What is quite interesting is how some of the participants react to their week-long "training" to be men (which involves stuffing cotton down their trousers, "owning" the floor with their steps, and projecting their voices into the ground). Susann, the beauty queen, takes to being a man so much, she continues in character afterward, even visiting a strip club with one of her new-found friends--and making out together "man on man". Hmmm. Peters acknowledged afterward that the strip club scene was staged, although Susann and chum requested the visit. Another woman, who works in politics, felt she was able to assert herself better and work smarter as a result of the workshop. So, it does seem that the workshops, dependent though they are on presenting very stereotyped masculine behaviour, do allow women to expand their behavioural options, as Torr suggests is her goal.

Unfortunately, very extreme masculine behaviour can easily spill over into violence, as is shown in Taboo Yardies, Selena Blake's documentary on attitudes to the LGBT community in Jamaica. To say it's not very queer-friendly is an understatement: beatings, rapes and everyday abuse are commonplace, and most participants are shown disguised.
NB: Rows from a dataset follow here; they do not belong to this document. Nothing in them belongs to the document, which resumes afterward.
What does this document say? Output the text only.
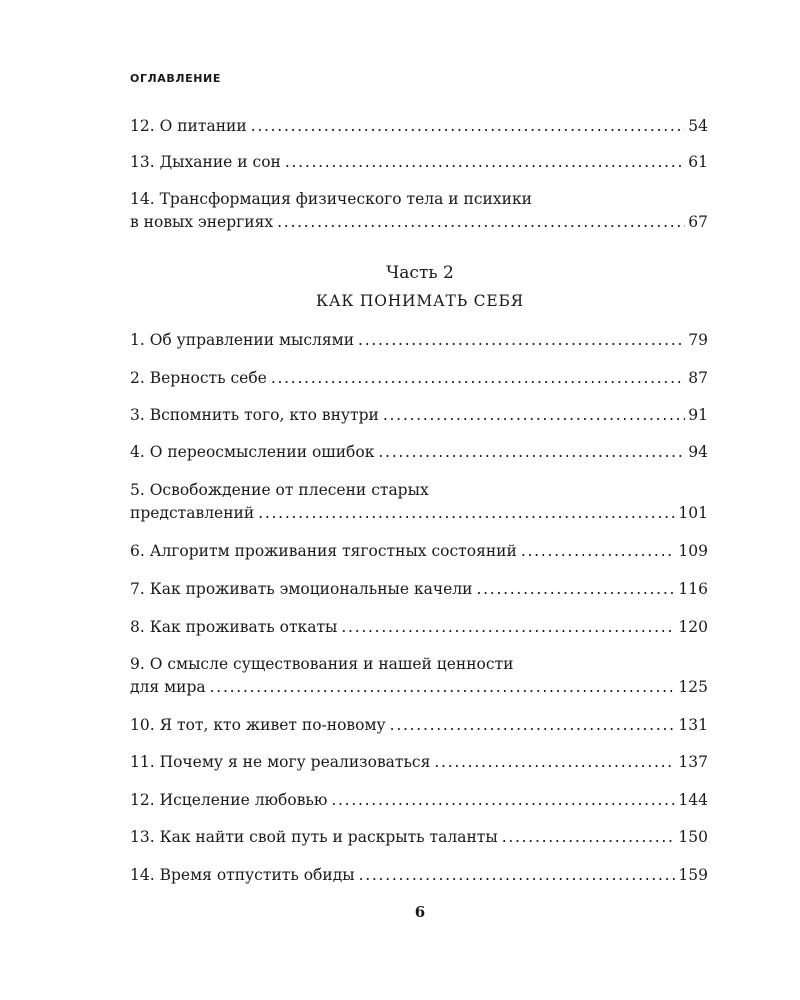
ОГЛАВЛЕНИЕ
12. О питании . . .	54
13. Дыхание и сон . . .	61
14. Трансформация физического тела и психики
в новых энергиях . . .	67
Часть 2
КАК ПОНИМАТЬ СЕБЯ
1. Об управлении мыслями . . .	79
2. Верность себе . . .	87
3. Вспомнить того, кто внутри . . .	91
4. О переосмыслении ошибок . . .	94
5. Освобождение от плесени старых
представлений . . .	101
6. Алгоритм проживания тягостных состояний . . .	109
7. Как проживать эмоциональные качели . . .	116
8. Как проживать откаты . . .	120
9. О смысле существования и нашей ценности
для мира . . .	125
10. Я тот, кто живет по-новому . . .	131
11. Почему я не могу реализоваться . . .	137
12. Исцеление любовью . . .	144
13. Как найти свой путь и раскрыть таланты . . .	150
14. Время отпустить обиды . . .	159
6
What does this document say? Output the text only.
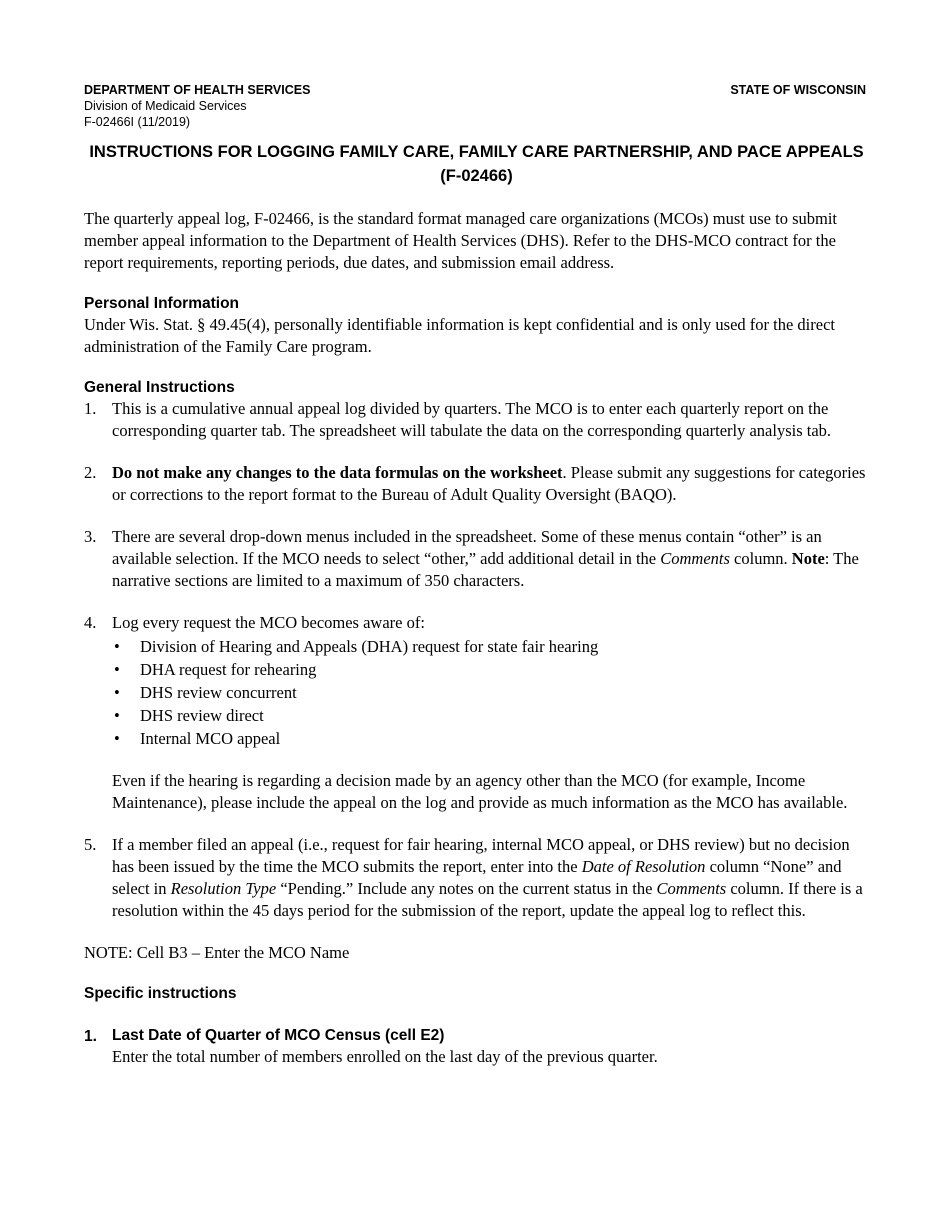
DEPARTMENT OF HEALTH SERVICES
Division of Medicaid Services
F-02466I (11/2019)
STATE OF WISCONSIN
INSTRUCTIONS FOR LOGGING FAMILY CARE, FAMILY CARE PARTNERSHIP, AND PACE APPEALS (F-02466)

The quarterly appeal log, F-02466, is the standard format managed care organizations (MCOs) must use to submit member appeal information to the Department of Health Services (DHS). Refer to the DHS-MCO contract for the report requirements, reporting periods, due dates, and submission email address.

Personal Information

Under Wis. Stat. § 49.45(4), personally identifiable information is kept confidential and is only used for the direct administration of the Family Care program.

General Instructions
1. This is a cumulative annual appeal log divided by quarters. The MCO is to enter each quarterly report on the corresponding quarter tab. The spreadsheet will tabulate the data on the corresponding quarterly analysis tab.

2. Do not make any changes to the data formulas on the worksheet. Please submit any suggestions for categories or corrections to the report format to the Bureau of Adult Quality Oversight (BAQO).

3. There are several drop-down menus included in the spreadsheet. Some of these menus contain “other” is an available selection. If the MCO needs to select “other,” add additional detail in the Comments column. Note: The narrative sections are limited to a maximum of 350 characters.

4. Log every request the MCO becomes aware of:

• Division of Hearing and Appeals (DHA) request for state fair hearing
• DHA request for rehearing
• DHS review concurrent
• DHS review direct
• Internal MCO appeal

Even if the hearing is regarding a decision made by an agency other than the MCO (for example, Income Maintenance), please include the appeal on the log and provide as much information as the MCO has available.

5. If a member filed an appeal (i.e., request for fair hearing, internal MCO appeal, or DHS review) but no decision has been issued by the time the MCO submits the report, enter into the Date of Resolution column “None” and select in Resolution Type “Pending.” Include any notes on the current status in the Comments column. If there is a resolution within the 45 days period for the submission of the report, update the appeal log to reflect this.

NOTE: Cell B3 – Enter the MCO Name

Specific instructions
1. Last Date of Quarter of MCO Census (cell E2)

Enter the total number of members enrolled on the last day of the previous quarter.
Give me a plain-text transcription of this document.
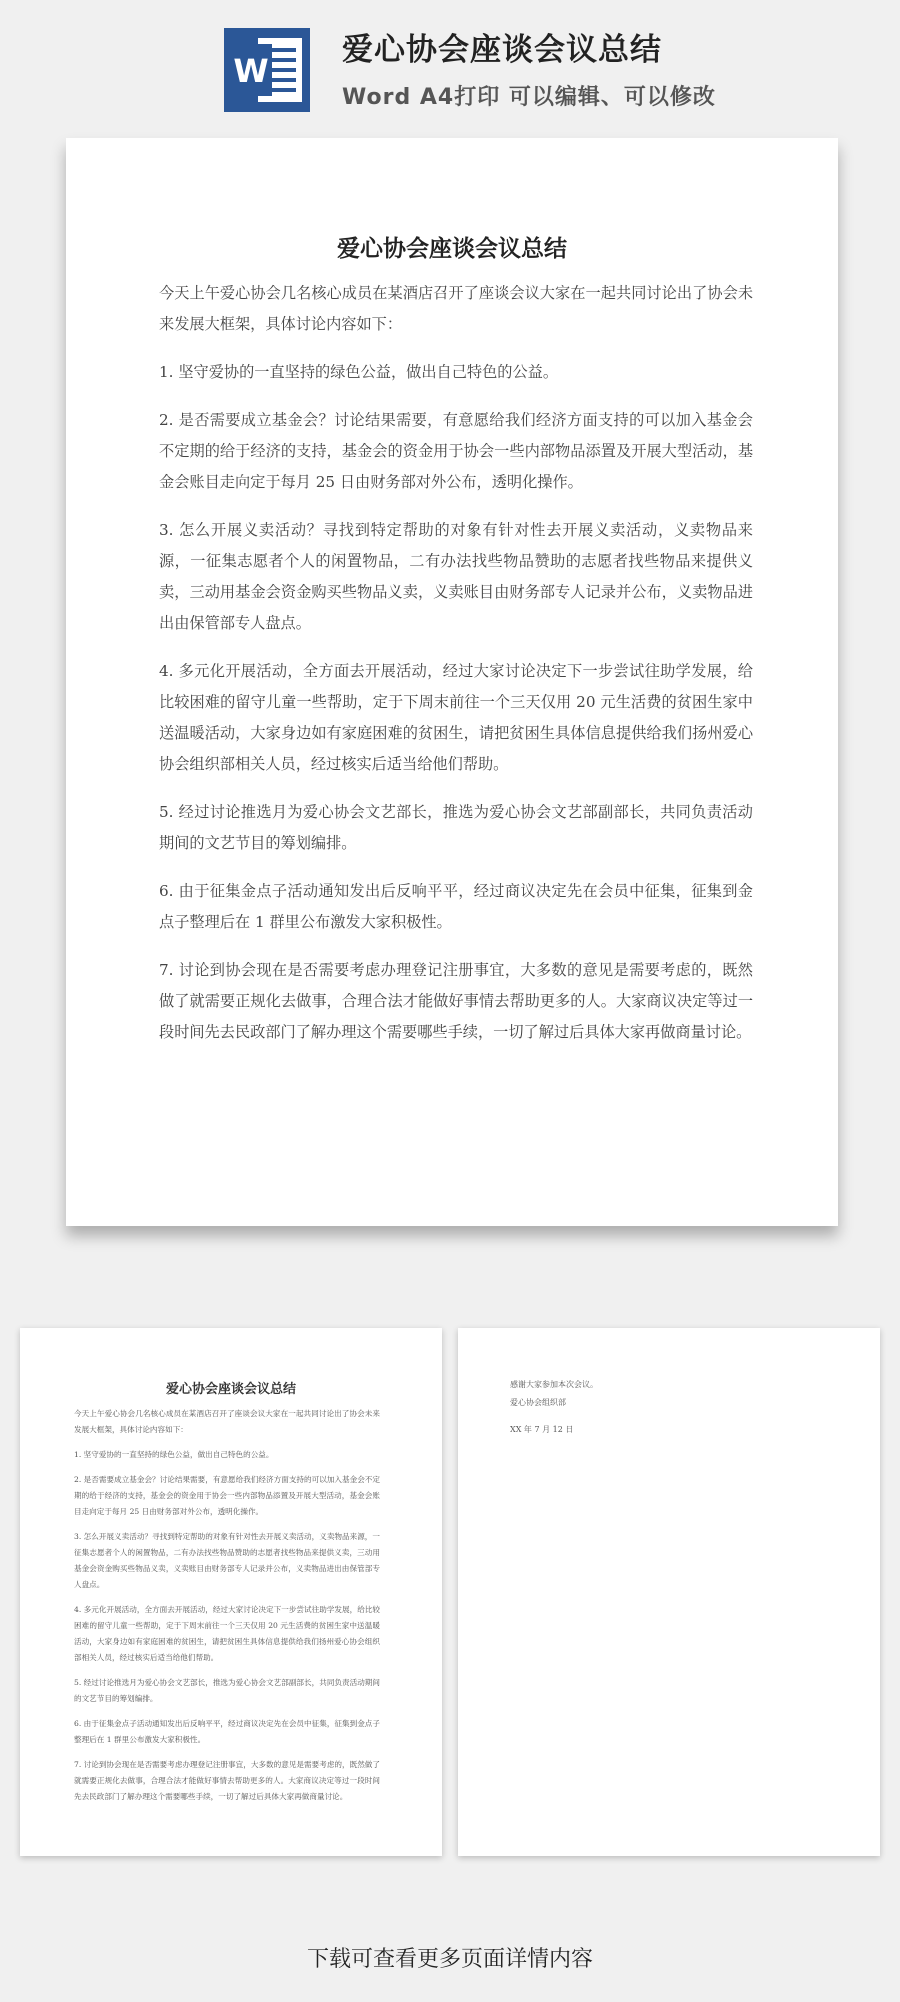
W
爱心协会座谈会议总结
Word A4打印 可以编辑、可以修改
爱心协会座谈会议总结

今天上午爱心协会几名核心成员在某酒店召开了座谈会议大家在一起共同讨论出了协会未来发展大框架，具体讨论内容如下：

1. 坚守爱协的一直坚持的绿色公益，做出自己特色的公益。

2. 是否需要成立基金会？讨论结果需要，有意愿给我们经济方面支持的可以加入基金会不定期的给于经济的支持，基金会的资金用于协会一些内部物品添置及开展大型活动，基金会账目走向定于每月 25 日由财务部对外公布，透明化操作。

3. 怎么开展义卖活动？寻找到特定帮助的对象有针对性去开展义卖活动，义卖物品来源，一征集志愿者个人的闲置物品，二有办法找些物品赞助的志愿者找些物品来提供义卖，三动用基金会资金购买些物品义卖，义卖账目由财务部专人记录并公布，义卖物品进出由保管部专人盘点。

4. 多元化开展活动，全方面去开展活动，经过大家讨论决定下一步尝试往助学发展，给比较困难的留守儿童一些帮助，定于下周末前往一个三天仅用 20 元生活费的贫困生家中送温暖活动，大家身边如有家庭困难的贫困生，请把贫困生具体信息提供给我们扬州爱心协会组织部相关人员，经过核实后适当给他们帮助。

5. 经过讨论推选月为爱心协会文艺部长，推选为爱心协会文艺部副部长，共同负责活动期间的文艺节目的筹划编排。

6. 由于征集金点子活动通知发出后反响平平，经过商议决定先在会员中征集，征集到金点子整理后在 1 群里公布激发大家积极性。

7. 讨论到协会现在是否需要考虑办理登记注册事宜，大多数的意见是需要考虑的，既然做了就需要正规化去做事，合理合法才能做好事情去帮助更多的人。大家商议决定等过一段时间先去民政部门了解办理这个需要哪些手续，一切了解过后具体大家再做商量讨论。

爱心协会座谈会议总结

今天上午爱心协会几名核心成员在某酒店召开了座谈会议大家在一起共同讨论出了协会未来发展大框架，具体讨论内容如下：

1. 坚守爱协的一直坚持的绿色公益，做出自己特色的公益。

2. 是否需要成立基金会？讨论结果需要，有意愿给我们经济方面支持的可以加入基金会不定期的给于经济的支持，基金会的资金用于协会一些内部物品添置及开展大型活动，基金会账目走向定于每月 25 日由财务部对外公布，透明化操作。

3. 怎么开展义卖活动？寻找到特定帮助的对象有针对性去开展义卖活动，义卖物品来源，一征集志愿者个人的闲置物品，二有办法找些物品赞助的志愿者找些物品来提供义卖，三动用基金会资金购买些物品义卖，义卖账目由财务部专人记录并公布，义卖物品进出由保管部专人盘点。

4. 多元化开展活动，全方面去开展活动，经过大家讨论决定下一步尝试往助学发展，给比较困难的留守儿童一些帮助，定于下周末前往一个三天仅用 20 元生活费的贫困生家中送温暖活动，大家身边如有家庭困难的贫困生，请把贫困生具体信息提供给我们扬州爱心协会组织部相关人员，经过核实后适当给他们帮助。

5. 经过讨论推选月为爱心协会文艺部长，推选为爱心协会文艺部副部长，共同负责活动期间的文艺节目的筹划编排。

6. 由于征集金点子活动通知发出后反响平平，经过商议决定先在会员中征集，征集到金点子整理后在 1 群里公布激发大家积极性。

7. 讨论到协会现在是否需要考虑办理登记注册事宜，大多数的意见是需要考虑的，既然做了就需要正规化去做事，合理合法才能做好事情去帮助更多的人。大家商议决定等过一段时间先去民政部门了解办理这个需要哪些手续，一切了解过后具体大家再做商量讨论。

感谢大家参加本次会议。
爱心协会组织部
XX 年 7 月 12 日
下载可查看更多页面详情内容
Interestingly, Blake also interviews many diasporic Jamaicans in New York and finds that many have left Jamaica just to live openly without fear. They love the country, but hate the bigotry. Other Jamaicans who are able to travel also say they love visiting NYC, just so that they can be themselves. There is rather depressing footage of the then-PM of Jamaica, Bruce Golding, comparing the demands for LGBT rights legislation with demands for protection of--wait for it--incest and bestiality. That old trope. And there is truly heartbreaking footage of a disguised Jamaican lesbian describing how she self-harms and just wants to die, so desperate is her situation.

The comments by so-called "experts" are not so illuminating. The sexologists seem locked into very old-fashioned notions of gender, while another speaker makes a passing reference to "300 years of colonialism" as an explanation for why public displays of same-sex affection might enrage Jamaican men. But, this idea is never developed. Nobody can say from where exactly the taboo emerged, or why it remains so fixed, other than tradition and religious affiliation.

On the other side of the gender normative coin, She Male Snails is a curious Swedish art film directed by Ester Martin Bergsmark, in which two "Boy Hag Ladies" take a very long bath together, while one of them recollects how they met and what they mean to each other. This is interspersed with baffling vignettes which mostly take place in the woods and may suggest that true freedom is only found in an enchanted forest of the imagination. Or possibly not.

By the 60-minute mark, I was rather concerned that the protagonists, still bathing, might be getting wrinkled, while there was still no clear narrative or action developing. In the end, nothing much happened, except for a delightful closing scene in which a bunch of gender-queered folk welcomed a newcomer onto their island for a picnic. Why couldn't the rest of the film been like that?